Although wildlife was meant to refer to the native flora and fauna of a particular region, for nearly half a century, television, film, and a number of prominent organizations have privileged fauna. Wildlife as animals dominates National Geographic documentaries, Marlin Perkins's Wild Kingdom, more recent shows on the Discovery Channel and Animal Planet. The U.S. Department of Agriculture describes wildlife as “any living creature, wild by nature, endowed with sensation and power of voluntary motion and including mammals, birds, amphibians and reptiles, which spend a majority of their life cycle on land.” The Natural Resources Defense Council describes wildlife as “animals living in the wilderness without human intervention,” while the standard forestry glossary describes wildlife as “a broad term that includes nondomesticated vertebrates, especially mammals, birds, and fish.”

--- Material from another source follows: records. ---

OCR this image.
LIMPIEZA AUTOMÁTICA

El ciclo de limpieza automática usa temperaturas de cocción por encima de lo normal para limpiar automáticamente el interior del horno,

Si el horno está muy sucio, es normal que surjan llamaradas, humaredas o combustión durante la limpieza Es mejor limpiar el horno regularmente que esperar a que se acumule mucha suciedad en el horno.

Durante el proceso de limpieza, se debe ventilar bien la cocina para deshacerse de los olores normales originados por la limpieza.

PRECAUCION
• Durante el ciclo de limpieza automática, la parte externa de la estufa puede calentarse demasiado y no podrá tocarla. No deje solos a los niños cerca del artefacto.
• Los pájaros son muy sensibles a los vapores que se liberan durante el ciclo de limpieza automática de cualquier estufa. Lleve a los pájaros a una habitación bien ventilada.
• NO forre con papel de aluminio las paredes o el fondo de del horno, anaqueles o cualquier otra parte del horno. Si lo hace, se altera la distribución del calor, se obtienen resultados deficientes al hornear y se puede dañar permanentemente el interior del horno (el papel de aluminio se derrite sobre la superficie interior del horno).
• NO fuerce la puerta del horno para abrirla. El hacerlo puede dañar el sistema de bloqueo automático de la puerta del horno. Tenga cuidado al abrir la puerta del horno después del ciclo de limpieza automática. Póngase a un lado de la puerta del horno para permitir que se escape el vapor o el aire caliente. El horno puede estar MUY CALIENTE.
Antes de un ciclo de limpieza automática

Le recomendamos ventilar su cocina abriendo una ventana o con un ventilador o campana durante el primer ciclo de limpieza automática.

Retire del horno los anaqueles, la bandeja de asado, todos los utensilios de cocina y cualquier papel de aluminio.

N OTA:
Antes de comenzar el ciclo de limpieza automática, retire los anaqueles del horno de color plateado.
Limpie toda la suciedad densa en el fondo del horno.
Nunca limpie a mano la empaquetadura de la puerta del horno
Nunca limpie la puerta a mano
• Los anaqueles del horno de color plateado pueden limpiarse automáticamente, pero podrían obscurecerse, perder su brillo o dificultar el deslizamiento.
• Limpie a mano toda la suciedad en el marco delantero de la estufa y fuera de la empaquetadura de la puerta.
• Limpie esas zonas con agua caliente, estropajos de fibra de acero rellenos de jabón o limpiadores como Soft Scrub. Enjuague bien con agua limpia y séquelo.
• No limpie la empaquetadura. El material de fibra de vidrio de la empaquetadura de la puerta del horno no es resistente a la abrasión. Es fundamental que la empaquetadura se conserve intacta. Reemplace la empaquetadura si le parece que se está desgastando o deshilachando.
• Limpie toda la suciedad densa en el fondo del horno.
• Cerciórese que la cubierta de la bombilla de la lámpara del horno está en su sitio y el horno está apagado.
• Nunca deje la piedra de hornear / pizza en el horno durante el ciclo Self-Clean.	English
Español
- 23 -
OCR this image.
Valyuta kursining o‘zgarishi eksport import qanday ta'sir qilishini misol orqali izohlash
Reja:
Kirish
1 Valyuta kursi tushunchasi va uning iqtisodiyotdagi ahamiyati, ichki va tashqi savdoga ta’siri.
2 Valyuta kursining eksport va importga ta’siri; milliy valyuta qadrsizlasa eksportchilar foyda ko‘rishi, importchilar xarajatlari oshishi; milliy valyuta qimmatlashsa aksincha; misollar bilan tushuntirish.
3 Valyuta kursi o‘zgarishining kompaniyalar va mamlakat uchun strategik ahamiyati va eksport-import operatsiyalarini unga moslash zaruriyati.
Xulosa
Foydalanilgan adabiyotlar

Humans are not counted among wildlife, although anthropogenic processes certainly impact the life forms that are. Prior to the Neolithic Revolution, all human beings relied on undomesticated plants and animals for survival. Thus, for most of human history, all plants and animals would have been considered “wild” by today's standards. With the advent of agriculture, many species of “wild” plants and animals were domesticated. Over time and through human selection, plants and animals of today's farmlands and pet shops have become quite different from their ancestors. This contrast between domesticated species and their increasingly distant relatives contributed to the creation of the word wildlife.

More recently, interest in wildlife and wildlife conservation has increased because many species of wildlife have been driven to extinction or near-extinction due to rapid human growth rates and their concomitant ecological pressures. Non-human species have suffered habitat loss and other threats due to agricultural and urban expansion, deforestation, desertification, pollution, and the introduction of exotic species, also called biopollution.

Wildlife Conservation

Wildlife conservation describes various practices to regulate certain species to guarantee their abilities to reproduce and remain plentiful. Conservation goals may be based on ideals of wildlife's intrinsic value, wildlife's utility in providing goods and services, or some combination thereof. Wildlife has featured prominently in worldviews, or life-ways, since time immemorial. The majority of the world's religions—including major faiths such as Buddhism, Hinduism, Jainism, and Islam, as well as thousands of small-scale, so-called indigenous religions—support spiritual interrelationships among all living beings. An ethic of stewardship obligates many religious practitioners to care for other species, as conveyed through stories, customary laws, rituals, and religious figures. Examples include portrayals of Noah's Ark replete with breeding pairs of all of the world's animals (Book of Genesis, chapters 6–9; also featured in the Torah and the Koran); the Seventh Generation precept of the Haudenosaunee (Six Nations Iroquois Confederacy), which requires that chiefs consider the impacts their decisions will have on the seventh subsequent generation of living beings; the Tsembaga ritual of kaiko, described in Roy Rappaport's Pigs for the Ancestors, as a homeostatic process, regulating ecological relationships; and the Roman Catholic St. Francis of Assisi, patron saint of animals and environment.